A rimshot is a percussion technique used to produce an accented snare drum backbeat. The sound is produced by simultaneously hitting the rim and head of a drum with a drum stick.

The sound and various techniques

The sound of rimshots can be described as "part normal snare and part loud, woody accent", or "generally sharper, brighter and more cutting [than a standard accent]", since the technique produces large amounts of overtones.

The stroke is used on the snare in rock, pop, and blues and on the tom-toms in Afro-Cuban music. The technique is also very common in bossa nova, ska, reggae and rocksteady.

In marching percussion there are three types of rimshots. The most common is the "normal" rimshot, which is played with the tip (bead) of the stick held about three inches from the rim. This produces a prominent, accented tone. The second is the "ping shot", where the bead is struck about one inch from the rim. This produces a high pitched sound. The third is a "gock" (also spelled gawk), which is produced by hitting the bead of the drum stick at the center of the drum while the rim is percussed with the distal shaft of the stick (near the hand). This makes a lower sound.

In Latin percussion, timbale players use rimshots near the edge of the head, but these sound very different from  in marching percussion.

In orchestral percussion, a rimshot is performed by placing one drum stick with the stick head near the middle of the drumhead, and the shaft pressed against the rim, and striking with the other stick. This produces a less powerful sound, and is easier to execute than a typical rimshot. This variation is also known as a "stick shot".

The rimshot is often confused with the cross stick technique, in which the tip of a drumstick is placed on the head near one of the bearing edges and the shaft of the stick is struck against the rim opposite the tip, thus creating a dry, high pitched "click" similar to a set of claves. The stroke is used to simulate claves in Brazilian bossa nova and also used for ballads in rock, pop, and country.

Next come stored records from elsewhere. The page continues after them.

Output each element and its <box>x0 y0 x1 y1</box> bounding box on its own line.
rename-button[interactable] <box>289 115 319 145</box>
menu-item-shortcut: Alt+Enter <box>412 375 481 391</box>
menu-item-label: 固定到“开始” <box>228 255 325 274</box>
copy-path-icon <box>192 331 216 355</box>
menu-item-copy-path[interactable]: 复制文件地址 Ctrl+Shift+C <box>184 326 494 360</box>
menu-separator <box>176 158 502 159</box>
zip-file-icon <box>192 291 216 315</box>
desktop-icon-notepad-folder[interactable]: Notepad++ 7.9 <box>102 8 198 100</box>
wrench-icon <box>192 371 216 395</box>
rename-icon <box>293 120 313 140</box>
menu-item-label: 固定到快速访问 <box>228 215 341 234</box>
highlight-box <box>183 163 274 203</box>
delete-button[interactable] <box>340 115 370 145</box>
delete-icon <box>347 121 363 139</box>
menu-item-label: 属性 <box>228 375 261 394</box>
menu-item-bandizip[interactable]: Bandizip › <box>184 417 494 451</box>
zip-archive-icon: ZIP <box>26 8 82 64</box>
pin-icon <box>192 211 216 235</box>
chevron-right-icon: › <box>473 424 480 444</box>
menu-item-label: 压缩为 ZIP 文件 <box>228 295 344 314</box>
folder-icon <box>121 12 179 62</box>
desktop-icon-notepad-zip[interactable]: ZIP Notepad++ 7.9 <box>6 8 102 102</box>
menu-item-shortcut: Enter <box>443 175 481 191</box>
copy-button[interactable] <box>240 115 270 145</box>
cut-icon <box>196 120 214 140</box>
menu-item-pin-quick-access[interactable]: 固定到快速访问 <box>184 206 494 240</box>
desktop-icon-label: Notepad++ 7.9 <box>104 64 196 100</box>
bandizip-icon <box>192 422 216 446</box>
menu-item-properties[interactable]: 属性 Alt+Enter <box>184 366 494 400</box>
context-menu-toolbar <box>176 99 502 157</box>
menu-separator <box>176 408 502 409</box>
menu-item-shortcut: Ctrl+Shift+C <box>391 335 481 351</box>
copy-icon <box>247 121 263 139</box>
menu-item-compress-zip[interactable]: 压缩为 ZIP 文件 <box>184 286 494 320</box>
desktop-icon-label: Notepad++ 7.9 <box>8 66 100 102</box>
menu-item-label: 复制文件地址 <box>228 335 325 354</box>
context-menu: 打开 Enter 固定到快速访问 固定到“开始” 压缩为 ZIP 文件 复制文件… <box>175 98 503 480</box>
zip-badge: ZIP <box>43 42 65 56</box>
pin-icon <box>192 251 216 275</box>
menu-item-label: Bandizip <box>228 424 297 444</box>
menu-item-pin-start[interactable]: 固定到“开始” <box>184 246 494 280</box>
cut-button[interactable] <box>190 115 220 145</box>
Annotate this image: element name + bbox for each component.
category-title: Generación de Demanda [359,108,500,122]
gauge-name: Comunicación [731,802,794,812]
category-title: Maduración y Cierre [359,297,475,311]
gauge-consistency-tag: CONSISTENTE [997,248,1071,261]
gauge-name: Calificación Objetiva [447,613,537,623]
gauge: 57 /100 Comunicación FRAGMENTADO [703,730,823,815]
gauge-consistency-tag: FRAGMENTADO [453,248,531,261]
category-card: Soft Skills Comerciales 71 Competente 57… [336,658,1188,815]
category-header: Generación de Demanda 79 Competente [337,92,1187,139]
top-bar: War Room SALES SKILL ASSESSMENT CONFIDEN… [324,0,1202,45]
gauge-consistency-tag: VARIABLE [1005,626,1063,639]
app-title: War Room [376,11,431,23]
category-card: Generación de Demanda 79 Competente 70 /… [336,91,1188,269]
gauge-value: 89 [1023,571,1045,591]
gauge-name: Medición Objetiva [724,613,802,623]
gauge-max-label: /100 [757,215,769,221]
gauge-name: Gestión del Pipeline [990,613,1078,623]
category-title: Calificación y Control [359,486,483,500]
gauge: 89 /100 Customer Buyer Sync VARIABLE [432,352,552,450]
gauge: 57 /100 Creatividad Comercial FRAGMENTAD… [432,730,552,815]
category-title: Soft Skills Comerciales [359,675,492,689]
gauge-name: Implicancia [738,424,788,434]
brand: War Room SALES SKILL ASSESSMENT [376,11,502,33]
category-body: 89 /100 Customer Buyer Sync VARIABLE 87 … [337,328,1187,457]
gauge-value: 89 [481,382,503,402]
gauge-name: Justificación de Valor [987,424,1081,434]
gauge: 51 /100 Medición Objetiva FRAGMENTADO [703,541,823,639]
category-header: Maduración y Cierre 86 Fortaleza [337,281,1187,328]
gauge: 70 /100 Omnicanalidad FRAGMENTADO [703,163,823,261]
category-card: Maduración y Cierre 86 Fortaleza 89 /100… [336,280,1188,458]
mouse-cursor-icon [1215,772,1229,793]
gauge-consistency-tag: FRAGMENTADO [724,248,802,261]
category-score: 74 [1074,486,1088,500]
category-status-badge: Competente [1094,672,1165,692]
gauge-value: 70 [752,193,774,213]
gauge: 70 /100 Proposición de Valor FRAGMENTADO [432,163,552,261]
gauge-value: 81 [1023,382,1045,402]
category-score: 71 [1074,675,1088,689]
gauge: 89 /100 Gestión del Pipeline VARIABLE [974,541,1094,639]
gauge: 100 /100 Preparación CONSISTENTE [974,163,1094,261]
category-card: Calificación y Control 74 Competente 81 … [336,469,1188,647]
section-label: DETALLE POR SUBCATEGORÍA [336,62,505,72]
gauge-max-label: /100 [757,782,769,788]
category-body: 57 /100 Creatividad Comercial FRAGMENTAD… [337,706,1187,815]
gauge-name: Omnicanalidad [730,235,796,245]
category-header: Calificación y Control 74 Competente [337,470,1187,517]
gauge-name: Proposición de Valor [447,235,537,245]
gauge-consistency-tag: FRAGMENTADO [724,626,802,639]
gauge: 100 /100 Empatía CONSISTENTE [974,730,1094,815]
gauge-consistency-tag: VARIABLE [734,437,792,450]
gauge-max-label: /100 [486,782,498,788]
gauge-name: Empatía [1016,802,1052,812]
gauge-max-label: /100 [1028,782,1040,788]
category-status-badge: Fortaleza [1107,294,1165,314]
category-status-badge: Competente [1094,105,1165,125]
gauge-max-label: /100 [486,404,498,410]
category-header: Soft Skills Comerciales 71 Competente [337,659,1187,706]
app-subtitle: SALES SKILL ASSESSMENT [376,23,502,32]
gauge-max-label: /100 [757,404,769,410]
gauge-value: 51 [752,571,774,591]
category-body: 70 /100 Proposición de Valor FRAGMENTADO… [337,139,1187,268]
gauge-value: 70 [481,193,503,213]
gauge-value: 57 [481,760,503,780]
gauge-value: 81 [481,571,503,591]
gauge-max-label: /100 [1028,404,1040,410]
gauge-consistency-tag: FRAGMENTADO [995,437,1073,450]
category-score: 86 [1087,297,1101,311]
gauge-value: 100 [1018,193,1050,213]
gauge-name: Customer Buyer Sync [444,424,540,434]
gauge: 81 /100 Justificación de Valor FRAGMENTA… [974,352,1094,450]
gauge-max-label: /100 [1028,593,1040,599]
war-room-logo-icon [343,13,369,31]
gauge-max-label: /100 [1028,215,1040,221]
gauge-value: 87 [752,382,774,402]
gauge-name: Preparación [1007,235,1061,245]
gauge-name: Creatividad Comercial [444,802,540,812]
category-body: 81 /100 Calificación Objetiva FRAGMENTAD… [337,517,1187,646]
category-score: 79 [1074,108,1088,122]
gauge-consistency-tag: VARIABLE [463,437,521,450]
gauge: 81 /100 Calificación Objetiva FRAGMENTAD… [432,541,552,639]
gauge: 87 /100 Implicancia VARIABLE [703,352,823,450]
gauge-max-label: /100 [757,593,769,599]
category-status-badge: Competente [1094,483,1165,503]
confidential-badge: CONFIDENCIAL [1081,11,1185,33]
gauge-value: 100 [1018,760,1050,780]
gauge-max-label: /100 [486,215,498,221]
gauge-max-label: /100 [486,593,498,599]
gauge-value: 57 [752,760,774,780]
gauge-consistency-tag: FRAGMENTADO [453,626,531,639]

More general use of the term
The musical phrase played on percussion instruments used to punctuate jokes is known in percussion jargon as a sting. This is often called a rimshot although some versions of it do not include a rimshot in the technical sense.

A rimshot when used to accent the punchline of a joke being told by a live comedian may or may not simultaneously be played with a small cymbal crash.  This was popularized in standup comedy by comedians performing at the resorts in the Catskill Mountains region.  Many of these comics were of Jewish heritage and were known as "Borscht Belt comics", after a vacation spot in the Catskills.

The best illustration of how a rimshot might be applied to a comedy routine is to look at the classic style of Henny Youngman who in addition to playing a violin would tell fast-paced, one-liner type of jokes.  His most famous line was  "Take my wife… please!"; after he said "please", it was the drummer's duty to play a rimshot to punctuate the humor and generate laughter from the audience.

Sometimes, the comedian would react to the rimshot as if he did not expect it and in doing so, pass the reaction and responsibility for the rimshot on to the drummer.  When in fact, the comedian had previously instructed the drummer when to use and when not to use the rimshot.  There was really nothing surprising about the use of the rimshot because they were scripted into the routine by the comedian, but were designed to appear to be improvised by the drummer.  And when the comedian jumped, or blinked or otherwise physically acted as if he was hit with a "slap" it would generally heighten the audience's response.  The cymbal and rimshot together, or the rimshot followed immediately by the cymbal crash all worked together to maximize the reaction to the joke.